A recent discussion on Twitter around sharing Salesforce configuration between admins has motivated me to revisit this tool. Before getting into anything major (watch this space). I decided to get back into the tools code by addressing a few outstanding maintenance tasks, enhancements and bug fixes, as well as treating it to a face lift!

LightningGitHubSFDeploy.png

As some of you may have noticed the tool has now adopted the Salesforce Lightning Design System look and feel.
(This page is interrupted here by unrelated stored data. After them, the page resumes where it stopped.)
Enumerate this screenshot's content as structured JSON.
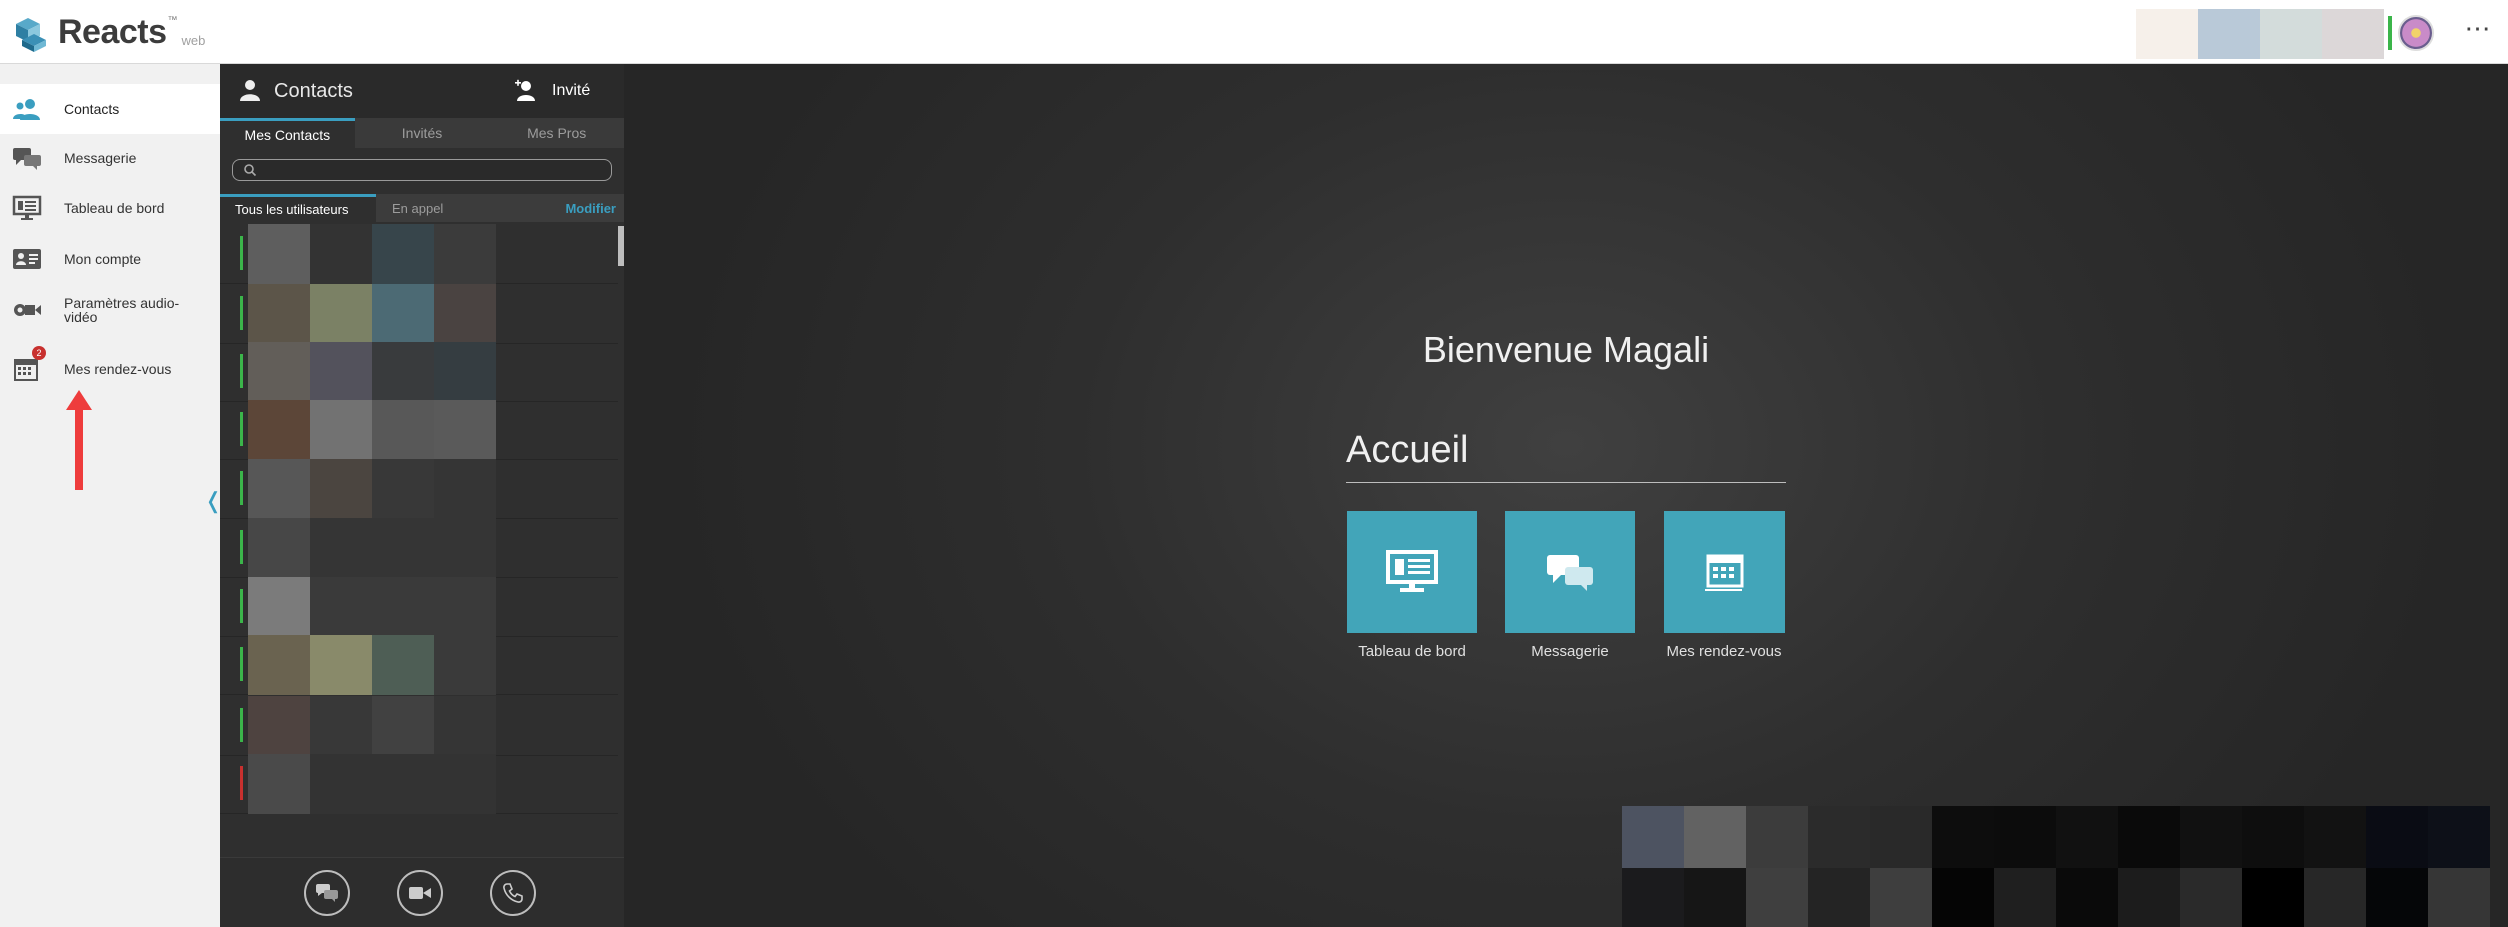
{
  "app": {
    "name": "Reacts",
    "trademark": "™",
    "edition": "web",
    "accent_color": "#3a9ec0",
    "tile_color": "#42a5b9"
  },
  "header": {
    "more_icon": "more-horizontal-icon",
    "more_label": "⋯",
    "status_color": "#3bb54a"
  },
  "sidebar": {
    "items": [
      {
        "label": "Contacts",
        "icon": "contacts-icon",
        "active": true
      },
      {
        "label": "Messagerie",
        "icon": "chat-icon"
      },
      {
        "label": "Tableau de bord",
        "icon": "dashboard-icon"
      },
      {
        "label": "Mon compte",
        "icon": "account-card-icon"
      },
      {
        "label": "Paramètres audio-vidéo",
        "icon": "av-settings-icon"
      },
      {
        "label": "Mes rendez-vous",
        "icon": "calendar-icon",
        "badge": "2"
      }
    ],
    "collapse_glyph": "❬"
  },
  "contacts": {
    "title": "Contacts",
    "invite_label": "Invité",
    "tabs": [
      "Mes Contacts",
      "Invités",
      "Mes Pros"
    ],
    "active_tab": "Mes Contacts",
    "search": {
      "value": "",
      "placeholder": ""
    },
    "subtabs": [
      "Tous les utilisateurs",
      "En appel"
    ],
    "active_subtab": "Tous les utilisateurs",
    "modify_label": "Modifier",
    "rows": [
      {
        "status": "#3bb54a",
        "tiles": [
          "#5e5e5e",
          "#333333",
          "#37454b",
          "#3b3b3b"
        ]
      },
      {
        "status": "#3bb54a",
        "tiles": [
          "#5c5549",
          "#7b8165",
          "#4c6a74",
          "#4a4341"
        ]
      },
      {
        "status": "#3bb54a",
        "tiles": [
          "#625e59",
          "#53525c",
          "#393b3d",
          "#353d41"
        ]
      },
      {
        "status": "#3bb54a",
        "tiles": [
          "#5c4638",
          "#727272",
          "#585858",
          "#5a5a5a"
        ]
      },
      {
        "status": "#3bb54a",
        "tiles": [
          "#575757",
          "#4b4540",
          "#383838",
          "#353535"
        ]
      },
      {
        "status": "#3bb54a",
        "tiles": [
          "#474747",
          "#353535",
          "#353535",
          "#353535"
        ]
      },
      {
        "status": "#3bb54a",
        "tiles": [
          "#7b7b7b",
          "#3a3a3a",
          "#3a3a3a",
          "#3a3a3a"
        ]
      },
      {
        "status": "#3bb54a",
        "tiles": [
          "#6a6350",
          "#898a6a",
          "#4e5e55",
          "#3a3a3a"
        ]
      },
      {
        "status": "#3bb54a",
        "tiles": [
          "#4e4340",
          "#383838",
          "#414141",
          "#353535"
        ]
      },
      {
        "status": "#c8302e",
        "tiles": [
          "#4a4a4a",
          "#333333",
          "#333333",
          "#333333"
        ]
      }
    ],
    "footer_actions": [
      {
        "label": "chat",
        "icon": "chat-bubble-icon"
      },
      {
        "label": "video",
        "icon": "video-camera-icon"
      },
      {
        "label": "call",
        "icon": "phone-icon"
      }
    ]
  },
  "main": {
    "welcome": "Bienvenue Magali",
    "section_title": "Accueil",
    "tiles": [
      {
        "label": "Tableau de bord",
        "icon": "dashboard-icon"
      },
      {
        "label": "Messagerie",
        "icon": "chat-icon"
      },
      {
        "label": "Mes rendez-vous",
        "icon": "calendar-icon"
      }
    ]
  },
  "top_tiles": [
    "#f6f0ea",
    "#b9c9d8",
    "#d3dcdb",
    "#dcd7d8"
  ],
  "bottom_blocks": [
    "#4d5361",
    "#626262",
    "#3c3c3c",
    "#2b2b2b",
    "#292929",
    "#0d0d0d",
    "#0c0c0c",
    "#111111",
    "#0a0a0a",
    "#111111",
    "#0e0e0e",
    "#121212",
    "#0a0c14",
    "#0d1018",
    "#1b1b1d",
    "#161616",
    "#3f3f3f",
    "#242424",
    "#3e3e3e",
    "#050505",
    "#1f1f1f",
    "#0a0a0a",
    "#1c1c1c",
    "#2a2a2a",
    "#000000",
    "#272727",
    "#050608",
    "#363636"
  ]
}
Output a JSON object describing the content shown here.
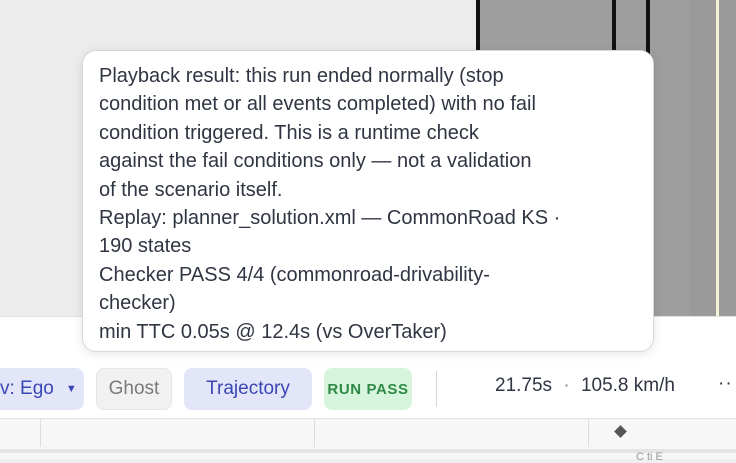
{
  "tooltip": {
    "lines": [
      "Playback result: this run ended normally (stop",
      "condition met or all events completed) with no fail",
      "condition triggered. This is a runtime check",
      "against the fail conditions only — not a validation",
      "of the scenario itself.",
      "Replay: planner_solution.xml — CommonRoad KS ·",
      "190 states",
      "Checker PASS 4/4 (commonroad-drivability-",
      "checker)",
      "min TTC 0.05s @ 12.4s (vs OverTaker)"
    ]
  },
  "toolbar": {
    "view_label": "v: Ego",
    "ghost_label": "Ghost",
    "trajectory_label": "Trajectory",
    "run_status": "RUN PASS",
    "time": "21.75s",
    "separator": "·",
    "speed": "105.8 km/h",
    "more": "··"
  },
  "timeline": {
    "clip_label": "C ti  E"
  },
  "colors": {
    "accent": "#3b46b5",
    "pass_bg": "#d7f5dd",
    "pass_text": "#2e8a46"
  }
}
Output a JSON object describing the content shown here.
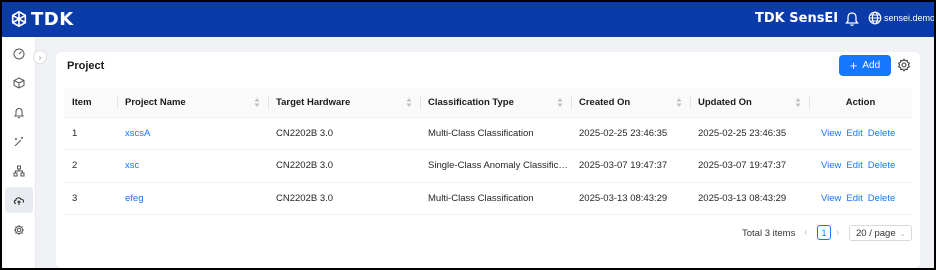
{
  "header": {
    "logo_text": "TDK",
    "app_title": "TDK SensEI",
    "user": "sensei.demo"
  },
  "sidebar": {
    "items": [
      {
        "icon": "dashboard-icon",
        "active": false
      },
      {
        "icon": "cube-icon",
        "active": false
      },
      {
        "icon": "bell-icon",
        "active": false
      },
      {
        "icon": "magic-wand-icon",
        "active": false
      },
      {
        "icon": "hierarchy-icon",
        "active": false
      },
      {
        "icon": "cloud-upload-icon",
        "active": true
      },
      {
        "icon": "gear-icon",
        "active": false
      }
    ]
  },
  "card": {
    "title": "Project",
    "add_label": "Add"
  },
  "table": {
    "columns": [
      "Item",
      "Project Name",
      "Target Hardware",
      "Classification Type",
      "Created On",
      "Updated On",
      "Action"
    ],
    "rows": [
      {
        "item": "1",
        "name": "xscsA",
        "hardware": "CN2202B 3.0",
        "type": "Multi-Class Classification",
        "created": "2025-02-25 23:46:35",
        "updated": "2025-02-25 23:46:35"
      },
      {
        "item": "2",
        "name": "xsc",
        "hardware": "CN2202B 3.0",
        "type": "Single-Class Anomaly Classificati...",
        "created": "2025-03-07 19:47:37",
        "updated": "2025-03-07 19:47:37"
      },
      {
        "item": "3",
        "name": "efeg",
        "hardware": "CN2202B 3.0",
        "type": "Multi-Class Classification",
        "created": "2025-03-13 08:43:29",
        "updated": "2025-03-13 08:43:29"
      }
    ],
    "action_labels": {
      "view": "View",
      "edit": "Edit",
      "delete": "Delete"
    }
  },
  "pagination": {
    "total": "Total 3 items",
    "current_page": "1",
    "page_size": "20 / page"
  },
  "colors": {
    "brand": "#0b3ba9",
    "accent": "#1677ff"
  }
}
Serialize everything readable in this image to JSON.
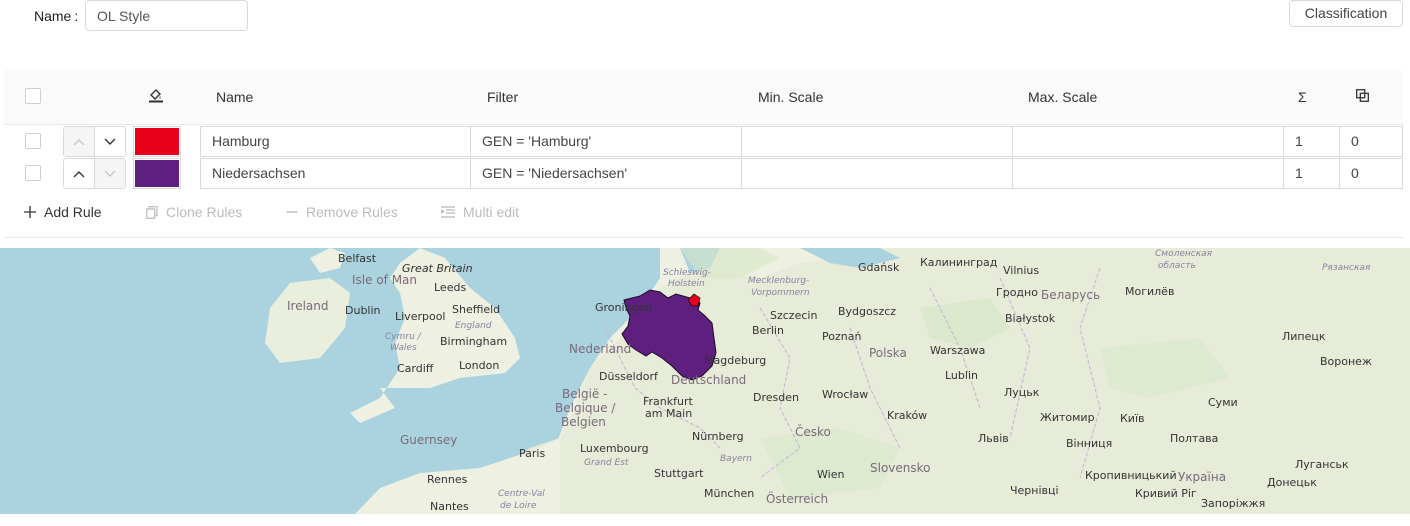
{
  "form": {
    "name_label": "Name",
    "name_colon": ":",
    "name_value": "OL Style"
  },
  "classification_label": "Classification",
  "table": {
    "headers": {
      "name": "Name",
      "filter": "Filter",
      "min_scale": "Min. Scale",
      "max_scale": "Max. Scale",
      "sigma": "Σ"
    },
    "rows": [
      {
        "name": "Hamburg",
        "color": "#e8001a",
        "filter": "GEN = 'Hamburg'",
        "min_scale": "",
        "max_scale": "",
        "count": "1",
        "overlap": "0"
      },
      {
        "name": "Niedersachsen",
        "color": "#5e1f7f",
        "filter": "GEN = 'Niedersachsen'",
        "min_scale": "",
        "max_scale": "",
        "count": "1",
        "overlap": "0"
      }
    ]
  },
  "footer": {
    "add_rule": "Add Rule",
    "clone_rules": "Clone Rules",
    "remove_rules": "Remove Rules",
    "multi_edit": "Multi edit"
  },
  "map": {
    "labels": {
      "belfast": "Belfast",
      "great_britain": "Great Britain",
      "isle_of_man": "Isle of Man",
      "leeds": "Leeds",
      "ireland": "Ireland",
      "dublin": "Dublin",
      "liverpool": "Liverpool",
      "sheffield": "Sheffield",
      "england": "England",
      "cymru": "Cymru /",
      "wales": "Wales",
      "birmingham": "Birmingham",
      "cardiff": "Cardiff",
      "london": "London",
      "guernsey": "Guernsey",
      "rennes": "Rennes",
      "nantes": "Nantes",
      "centre": "Centre-Val",
      "de_loire": "de Loire",
      "paris": "Paris",
      "grand_est": "Grand Est",
      "luxembourg": "Luxembourg",
      "stuttgart": "Stuttgart",
      "munchen": "München",
      "nurnberg": "Nürnberg",
      "bayern": "Bayern",
      "frankfurt": "Frankfurt",
      "am_main": "am Main",
      "belgie": "België -",
      "belgique": "Belgique /",
      "belgien": "Belgien",
      "nederland": "Nederland",
      "dusseldorf": "Düsseldorf",
      "groningen": "Groningen",
      "deutschland": "Deutschland",
      "magdeburg": "Magdeburg",
      "schleswig": "Schleswig-",
      "holstein": "Holstein",
      "mecklenburg": "Mecklenburg-",
      "vorpommern": "Vorpommern",
      "szczecin": "Szczecin",
      "berlin": "Berlin",
      "poznan": "Poznań",
      "dresden": "Dresden",
      "wroclaw": "Wrocław",
      "cesko": "Česko",
      "osterreich": "Österreich",
      "wien": "Wien",
      "slovensko": "Slovensko",
      "krakow": "Kraków",
      "polska": "Polska",
      "warszawa": "Warszawa",
      "bydgoszcz": "Bydgoszcz",
      "gdansk": "Gdańsk",
      "kaliningrad": "Калининград",
      "vilnius": "Vilnius",
      "grodno": "Гродно",
      "belarus": "Беларусь",
      "mogilev": "Могилёв",
      "bialystok": "Białystok",
      "lublin": "Lublin",
      "lutsk": "Луцьк",
      "lviv": "Львів",
      "zhytomyr": "Житомир",
      "kyiv": "Київ",
      "vinnytsia": "Вінниця",
      "poltava": "Полтава",
      "ukraina": "Україна",
      "kropyvnytskyi": "Кропивницький",
      "kryvyi_rih": "Кривий Ріг",
      "zaporizhzhia": "Запоріжжя",
      "chernivtsi": "Чернівці",
      "sumy": "Суми",
      "luhansk": "Луганськ",
      "donetsk": "Донецьк",
      "lipetsk": "Липецк",
      "voronezh": "Воронеж",
      "smolensk": "Смоленская",
      "ryazan": "Рязанская",
      "oblast": "область"
    }
  }
}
This new version is not just cosmetic, its also addressed some key enhancements and bug fixes…

LightningGitHubSFDeploy2.png

In keeping with the Lightning principles, this release makes the Deploy to Salesforce button (example shown below), even easier to place in your repository README files with less configuration required. The button will now automatically detect the GitHub repository. Which is useful if you Fork a repository into your own account or rename it, you no longer need to change the README file. The button code is now also smaller.

LightningGitHubSFDeployButton.png

IMPORTANT NOTE: This only works if your placing the button code in a GitHub README file. If your planning on using the button on a blog, article or wiki etc tick Use Specified Owner and Repository checkbox to have the specified repository details encoded into the button code as before.

This release has now also addressed issues preventing use with repositories that have Reports or Lightning Components in them. So you can now use the tool to deploy your favourite open source Lightning Components!

Finally if you have any private repositories, an improvement around the error handling in this area has also been made. Thanks to some great code contributions from Moti Korets and  Nathan Kramer for the whole GitHub private repository support! Thanks guys!